The film is carried by the subtle, interior acting of Alban Ukaj, a Kosovar actor born in Prishtina, seen among others in Quo Vadis, Aida? (2020) and in The Marriage (2017), which represented Kosovo at the Oscars; or in The Silence of Lorna by the Dardenne Brothers in 2008. Hamza is not a hero; he is an ambivalent man who, in a kind of epiphany when he meets the little Tarik who pops out of nowhere in an empty corridor, tries to get out of a corrupted system from which he has, until now, benefited. Corruption at all levels, clientelism, lack of ethics – even among the doctors who do not give him news of his wife on the phone because he did not bribe them, physical and psychological violence exercised by state agents, but also within the community by individuals, are represented all night long through the encounters that Hamza makes in the corridors of the police station. There are very revealing incisions in the sluggish engine of society, such as the solitude of those whose children have emigrated, or war widows, who have had to raise their children alone.
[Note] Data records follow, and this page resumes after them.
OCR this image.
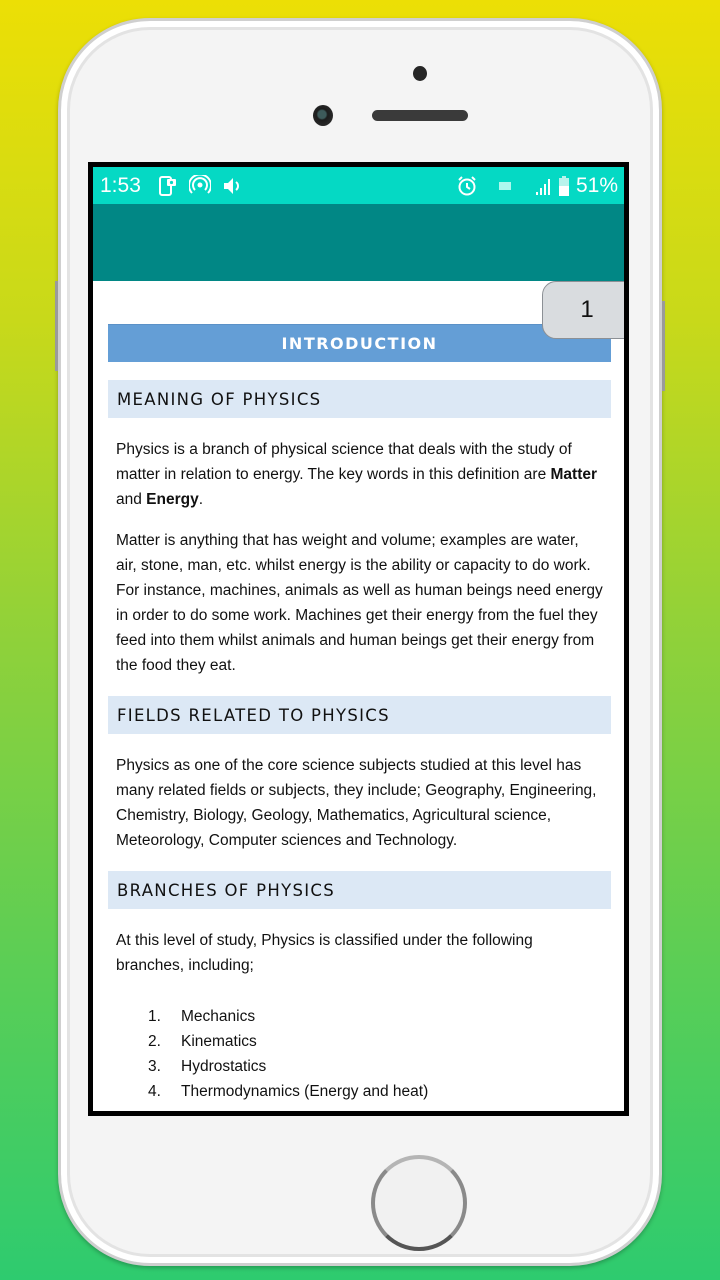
1:53	51%
1
INTRODUCTION
MEANING OF PHYSICS

Physics is a branch of physical science that deals with the study of matter in relation to energy. The key words in this definition are Matter and Energy.

Matter is anything that has weight and volume; examples are water, air, stone, man, etc. whilst energy is the ability or capacity to do work. For instance, machines, animals as well as human beings need energy in order to do some work. Machines get their energy from the fuel they feed into them whilst animals and human beings get their energy from the food they eat.

FIELDS RELATED TO PHYSICS

Physics as one of the core science subjects studied at this level has many related fields or subjects, they include; Geography, Engineering, Chemistry, Biology, Geology, Mathematics, Agricultural science, Meteorology, Computer sciences and Technology.

BRANCHES OF PHYSICS

At this level of study, Physics is classified under the following branches, including;

1.	Mechanics
2.	Kinematics
3.	Hydrostatics
4.	Thermodynamics (Energy and heat)
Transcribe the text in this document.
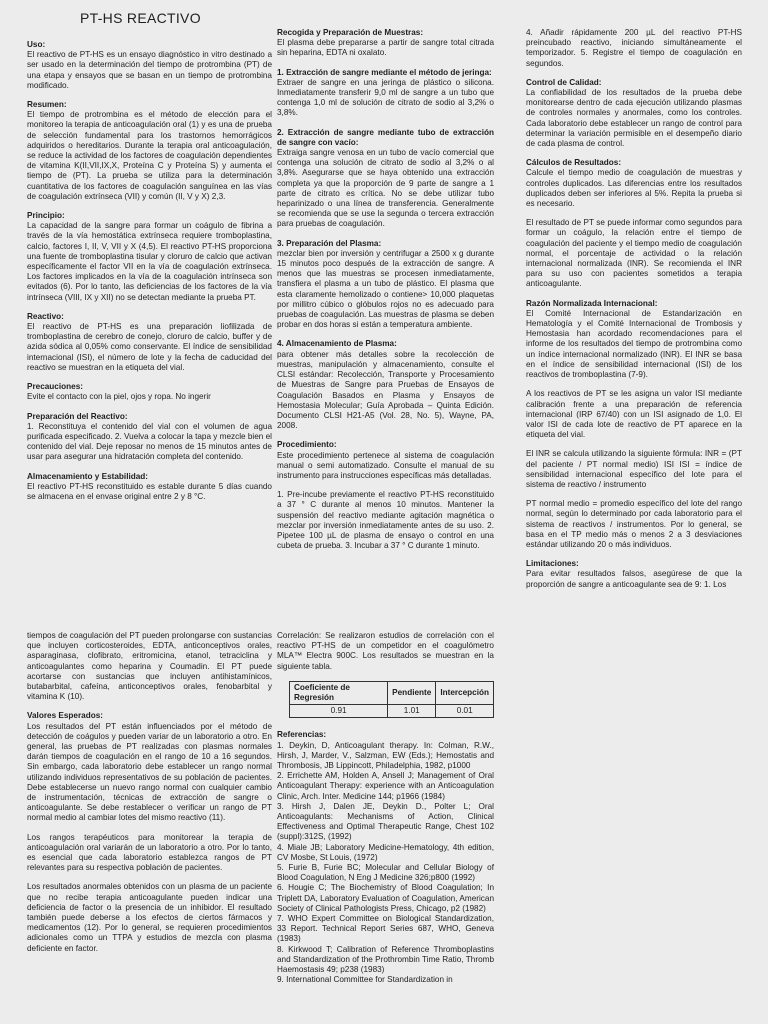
PT-HS REACTIVO
Uso:
El reactivo de PT-HS es un ensayo diagnóstico in vitro destinado a ser usado en la determinación del tiempo de protrombina (PT) de una etapa y ensayos que se basan en un tiempo de protrombina modificado.
Resumen:
El tiempo de protrombina es el método de elección para el monitoreo la terapia de anticoagulación oral (1) y es una de prueba de selección fundamental para los trastornos hemorrágicos adquiridos o hereditarios. Durante la terapia oral anticoagulación, se reduce la actividad de los factores de coagulación dependientes de vitamina K(II,VII,IX,X, Proteína C y Proteína S) y aumenta el tiempo de (PT). La prueba se utiliza para la determinación cuantitativa de los factores de coagulación sanguínea en las vías de coagulación extrínseca (VII) y común (II, V y X) 2,3.
Principio:
La capacidad de la sangre para formar un coágulo de fibrina a través de la vía hemostática extrínseca requiere tromboplastina, calcio, factores I, II, V, VII y X (4,5). El reactivo PT-HS proporciona una fuente de tromboplastina tisular y cloruro de calcio que activan específicamente el factor VII en la vía de coagulación extrínseca. Los factores implicados en la vía de la coagulación intrínseca son evitados (6). Por lo tanto, las deficiencias de los factores de la vía intrínseca (VIII, IX y XII) no se detectan mediante la prueba PT.
Reactivo:
El reactivo de PT-HS es una preparación liofilizada de tromboplastina de cerebro de conejo, cloruro de calcio, buffer y de azida sódica al 0,05% como conservante. El índice de sensibilidad internacional (ISI), el número de lote y la fecha de caducidad del reactivo se muestran en la etiqueta del vial.
Precauciones:
Evite el contacto con la piel, ojos y ropa. No ingerir
Preparación del Reactivo:
1. Reconstituya el contenido del vial con el volumen de agua purificada especificado. 2. Vuelva a colocar la tapa y mezcle bien el contenido del vial. Deje reposar no menos de 15 minutos antes de usar para asegurar una hidratación completa del contenido.
Almacenamiento y Estabilidad:
El reactivo PT-HS reconstituido es estable durante 5 días cuando se almacena en el envase original entre 2 y 8 °C.
Recogida y Preparación de Muestras:
El plasma debe prepararse a partir de sangre total citrada sin heparina, EDTA ni oxalato.
1. Extracción de sangre mediante el método de jeringa:
Extraer de sangre en una jeringa de plástico o silicona. Inmediatamente transferir 9,0 ml de sangre a un tubo que contenga 1,0 ml de solución de citrato de sodio al 3,2% o 3,8%.
2. Extracción de sangre mediante tubo de extracción de sangre con vacío:
Extraiga sangre venosa en un tubo de vacío comercial que contenga una solución de citrato de sodio al 3,2% o al 3,8%. Asegurarse que se haya obtenido una extracción completa ya que la proporción de 9 parte de sangre a 1 parte de citrato es crítica. No se debe utilizar tubo heparinizado o una línea de transferencia. Generalmente se recomienda que se use la segunda o tercera extracción para pruebas de coagulación.
3. Preparación del Plasma:
mezclar bien por inversión y centrifugar a 2500 x g durante 15 minutos poco después de la extracción de sangre. A menos que las muestras se procesen inmediatamente, transfiera el plasma a un tubo de plástico. El plasma que esta claramente hemolizado o contiene> 10,000 plaquetas por millitro cúbico o glóbulos rojos no es adecuado para pruebas de coagulación. Las muestras de plasma se deben probar en dos horas si están a temperatura ambiente.
4. Almacenamiento de Plasma:
para obtener más detalles sobre la recolección de muestras, manipulación y almacenamiento, consulte el CLSI estándar: Recolección, Transporte y Procesamiento de Muestras de Sangre para Pruebas de Ensayos de Coagulación Basados en Plasma y Ensayos de Hemostasia Molecular; Guía Aprobada – Quinta Edición. Documento CLSI H21-A5 (Vol. 28, No. 5), Wayne, PA, 2008.
Procedimiento:
Este procedimiento pertenece al sistema de coagulación manual o semi automatizado. Consulte el manual de su instrumento para instrucciones específicas más detalladas.
1. Pre-incube previamente el reactivo PT-HS reconstituido a 37 ° C durante al menos 10 minutos. Mantener la suspensión del reactivo mediante agitación magnética o mezclar por inversión inmediatamente antes de su uso. 2. Pipetee 100 µL de plasma de ensayo o control en una cubeta de prueba. 3. Incubar a 37 ° C durante 1 minuto.
4. Añadir rápidamente 200 µL del reactivo PT-HS preincubado reactivo, iniciando simultáneamente el temporizador. 5. Registre el tiempo de coagulación en segundos.
Control de Calidad:
La confiabilidad de los resultados de la prueba debe monitorearse dentro de cada ejecución utilizando plasmas de controles normales y anormales, como los controles. Cada laboratorio debe establecer un rango de control para determinar la variación permisible en el desempeño diario de cada plasma de control.
Cálculos de Resultados:
Calcule el tiempo medio de coagulación de muestras y controles duplicados. Las diferencias entre los resultados duplicados deben ser inferiores al 5%. Repita la prueba si es necesario.
El resultado de PT se puede informar como segundos para formar un coágulo, la relación entre el tiempo de coagulación del paciente y el tiempo medio de coagulación normal, el porcentaje de actividad o la relación internacional normalizada (INR). Se recomienda el INR para su uso con pacientes sometidos a terapia anticoagulante.
Razón Normalizada Internacional:
El Comité Internacional de Estandarización en Hematología y el Comité Internacional de Trombosis y Hemostasia han acordado recomendaciones para el informe de los resultados del tiempo de protrombina como un índice internacional normalizado (INR). El INR se basa en el índice de sensibilidad internacional (ISI) de los reactivos de tromboplastina (7-9).
A los reactivos de PT se les asigna un valor ISI mediante calibración frente a una preparación de referencia internacional (IRP 67/40) con un ISI asignado de 1,0. El valor ISI de cada lote de reactivo de PT aparece en la etiqueta del vial.
El INR se calcula utilizando la siguiente fórmula: INR = (PT del paciente / PT normal medio) ISI ISI = índice de sensibilidad internacional específico del lote para el sistema de reactivo / instrumento
PT normal medio = promedio específico del lote del rango normal, según lo determinado por cada laboratorio para el sistema de reactivos / instrumentos. Por lo general, se basa en el TP medio más o menos 2 a 3 desviaciones estándar utilizando 20 o más individuos.
Limitaciones:
Para evitar resultados falsos, asegúrese de que la proporción de sangre a anticoagulante sea de 9: 1. Los
tiempos de coagulación del PT pueden prolongarse con sustancias que incluyen corticosteroides, EDTA, anticonceptivos orales, asparaginasa, clofibrato, eritromicina, etanol, tetraciclina y anticoagulantes como heparina y Coumadin. El PT puede acortarse con sustancias que incluyen antihistamínicos, butabarbital, cafeína, anticonceptivos orales, fenobarbital y vitamina K (10).
Valores Esperados:
Los resultados del PT están influenciados por el método de detección de coágulos y pueden variar de un laboratorio a otro. En general, las pruebas de PT realizadas con plasmas normales darán tiempos de coagulación en el rango de 10 a 16 segundos. Sin embargo, cada laboratorio debe establecer un rango normal utilizando individuos representativos de su población de pacientes. Debe establecerse un nuevo rango normal con cualquier cambio de instrumentación, técnicas de extracción de sangre o anticoagulante. Se debe restablecer o verificar un rango de PT normal medio al cambiar lotes del mismo reactivo (11).
Los rangos terapéuticos para monitorear la terapia de anticoagulación oral variarán de un laboratorio a otro. Por lo tanto, es esencial que cada laboratorio establezca rangos de PT relevantes para su respectiva población de pacientes.
Los resultados anormales obtenidos con un plasma de un paciente que no recibe terapia anticoagulante pueden indicar una deficiencia de factor o la presencia de un inhibidor. El resultado también puede deberse a los efectos de ciertos fármacos y medicamentos (12). Por lo general, se requieren procedimientos adicionales como un TTPA y estudios de mezcla con plasma deficiente en factor.

Correlación: Se realizaron estudios de correlación con el reactivo PT-HS de un competidor en el coagulómetro MLA™ Electra 900C. Los resultados se muestran en la siguiente tabla.

Coeficiente de Regresión	Pendiente	Intercepción
0.91	1.01	0.01
Referencias:

1. Deykin, D, Anticoagulant therapy. In: Colman, R.W., Hirsh, J, Marder, V., Salzman, EW (Eds.); Hemostatis and Thrombosis, JB Lippincott, Philadelphia, 1982, p1000

2. Errichette AM, Holden A, Ansell J; Management of Oral Anticoagulant Therapy: experience with an Anticoagulation Clinic, Arch. Inter. Medicine 144; p1966 (1984)

3. Hirsh J, Dalen JE, Deykin D., Polter L; Oral Anticoagulants: Mechanisms of Action, Clinical Effectiveness and Optimal Therapeutic Range, Chest 102 (suppl):312S, (1992)

4. Miale JB; Laboratory Medicine-Hematology, 4th edition, CV Mosbe, St Louis, (1972)

5. Furie B, Furie BC; Molecular and Cellular Biology of Blood Coagulation, N Eng J Medicine 326;p800 (1992)

6. Hougie C; The Biochemistry of Blood Coagulation; In Triplett DA, Laboratory Evaluation of Coagulation, American Society of Clinical Pathologists Press, Chicago, p2 (1982)

7. WHO Expert Committee on Biological Standardization, 33 Report. Technical Report Series 687, WHO, Geneva (1983)

8. Kirkwood T; Calibration of Reference Thromboplastins and Standardization of the Prothrombin Time Ratio, Thromb Haemostasis 49; p238 (1983)

9. International Committee for Standardization in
A lost generation emerges, which has only one dream: leaving the country or, when this is not possible, surviving at all costs regardless of others.

A simple man, Muhamed (Izudin Bajrovic), a balloon seller, is going to wake up this small world mired in this mafia universe by shouting: “I wish I were killed in 1993 not to see what we have become!”

The long corridors that Hamza walks all night concentrate on the situation in which the country finds itself. The screenplay, co-written by the director with Emina Omerović, in a holistic approach, sharply highlights the impact of politics on the citizen, the organic interweaving of the collective and the individual. The original European cinematic setting, in which Hamzagić is ensconced, allows us to enter the everyday lives of citizens of modest condition, with its many shadows and few bursts of light. Full Moon’s desaturated aesthetic visually provides a mirror to the pallid states in which the protagonists stand. This cinematographic strength, also carried by an often-subjective camera (the director of photography is Amel Ðikoli) and a rigorous editing of space and frames, is combined with powerful metaphors that illuminate the story with bright colors and endow it with a bit of hope.  The new life of Hazam’s son, with its delicate metaphor of a yellow balloon announcing a new generation ready to take flight, makes us believe in the reconstruction of a country and a society.